By analogy, imagine that Netflix’s subscription rate was based on a 15% markup of its aggregate production costs. Actors, producers and studios would have no incentive to control salaries or production costs, and neither would Netflix. But Netflix doesn’t represent $406B of U.S. GDP, as prescription drug spending does.6 

Only Medicaid spending is increasing at a higher rate than prescription drug spending, and an industrywide adoption of cost-plus business models for pharmaceuticals would eliminate any constraints on future growth. In the short-term, consumer preference for noninvasive or less invasive therapeutics in place of surgical interventions might lower costs, but the cost of a lifetime prescription subscription would ultimately be higher. While employers are ill-suited to differentiate between “substitute” clinical interventions, they would be equally ill-advised not to do so. At a minimum, cost considerations would require employers to evaluate splitting the medical benefit from the pharmacy benefit. 

Therein lies the dilemma for the employer. The employer – and every American – needs health economy stakeholders to deliver value for money. As we have written, in Delaware, directors and officers of corporations owe a fiduciary duty of care to the corporation and its stockholders, which requires them “to make informed business decisions” based on “the information that is material to the decision” and “to review the information critically.”7,8 Healthcare benefits costs are a material expense for almost every employer, and health plan price transparency data makes it possible to understand value for money. If employers don't do it for themselves, then they should expect more lawsuits like this one.

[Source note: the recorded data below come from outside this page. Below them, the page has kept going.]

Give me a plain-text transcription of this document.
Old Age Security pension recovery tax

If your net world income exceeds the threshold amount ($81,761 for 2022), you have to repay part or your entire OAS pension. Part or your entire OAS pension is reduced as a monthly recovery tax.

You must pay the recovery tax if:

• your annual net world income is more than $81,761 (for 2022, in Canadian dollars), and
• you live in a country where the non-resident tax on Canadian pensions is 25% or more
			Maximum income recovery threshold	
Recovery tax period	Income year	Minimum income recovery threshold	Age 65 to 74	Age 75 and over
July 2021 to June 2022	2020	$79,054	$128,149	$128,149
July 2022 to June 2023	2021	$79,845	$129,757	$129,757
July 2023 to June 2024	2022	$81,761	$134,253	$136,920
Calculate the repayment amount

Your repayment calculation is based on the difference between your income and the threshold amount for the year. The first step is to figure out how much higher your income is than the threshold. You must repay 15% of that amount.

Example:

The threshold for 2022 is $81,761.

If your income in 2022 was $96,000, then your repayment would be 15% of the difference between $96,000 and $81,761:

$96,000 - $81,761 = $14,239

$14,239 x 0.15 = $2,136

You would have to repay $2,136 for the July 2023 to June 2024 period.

Whether substituting a lifetime prescription subscription to a therapeutic in lieu of occasional surgical interventions delivers value for money to employers is an open question that should be determined by the comparative efficacy and cost of the competing treatments. The answer to that question is potentially detrimental to providers of healthcare services.  

Whether cost-plus business models deliver value for money is a rhetorical question, the answer to which is “No.” Every cost-plus business model is an anathema to delivering value for money.  

Anyone who can build a cost-plus business model based on marketing that touts how they will benefit is brilliant, if cynical. Anyone who does that is also part of the problem. Health economy stakeholders must eventually stop treating employers like Jimmy Buffett’s protagonist: “fins to the left, fins to the right, and you’re the only bait in town.”